Обмотанная кожей рукоять хлыста упиралась в мой подбородок, медальон Паладина горел алым в свете заката, а осенний ветер холодил тело — все тело, кроме правой руки. Ею я ничего не чувствовала.
— Погадаешь на удачу, римела?
Гадать я не умела. Совсем. Даже в названиях Старших Арканов путалась. А мое лицо отпугивало больше людей, чем привлекало. Лишь изредка кто-то подходил поглазеть на урода…
Так я оказалась на паперти — табор обнищал и нахлебников прокормить не мог. Даже дети бегали по городу, выпрашивая медяшки, оказывая мелкие услуги — донести покупки с рынка, почистить обувь, — продавая полевые цветы и собирая по округе съедобные коренья.
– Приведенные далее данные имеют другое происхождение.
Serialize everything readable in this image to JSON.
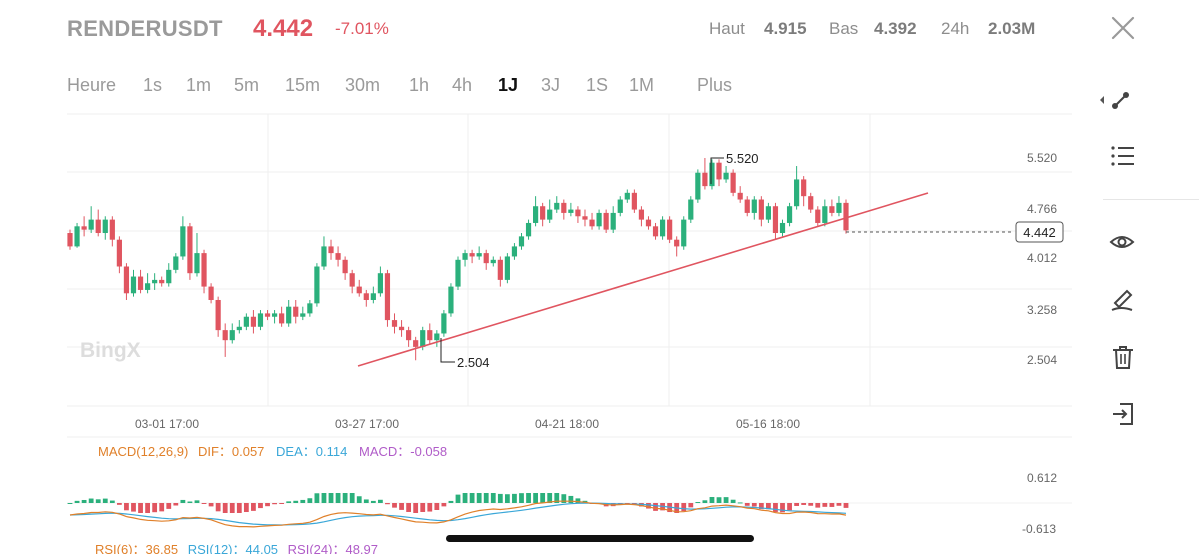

Ничего этого я делать не могла, а потому каждое утро усаживалась на ступени, ведущие к храму Шорда, и медленно умирала с каждой брошенной монетой, с каждым шепотком. С каждой рукой, протянутой для поцелуя за милость.
А по ночам рыдала, заходилась слезами, вспоминая объятия Йарры, улыбку Тимара, жесткую челку Вороны и любопытный нос Уголька, Сэли, Кайна и Дирка, Койлина — я успела привязаться к нему, как к младшему брату. Приемы, что посещала с графом, лабораторию, библиотеку, шатер Главнокомандующего и поединки, на которые распадалась каждая стычка…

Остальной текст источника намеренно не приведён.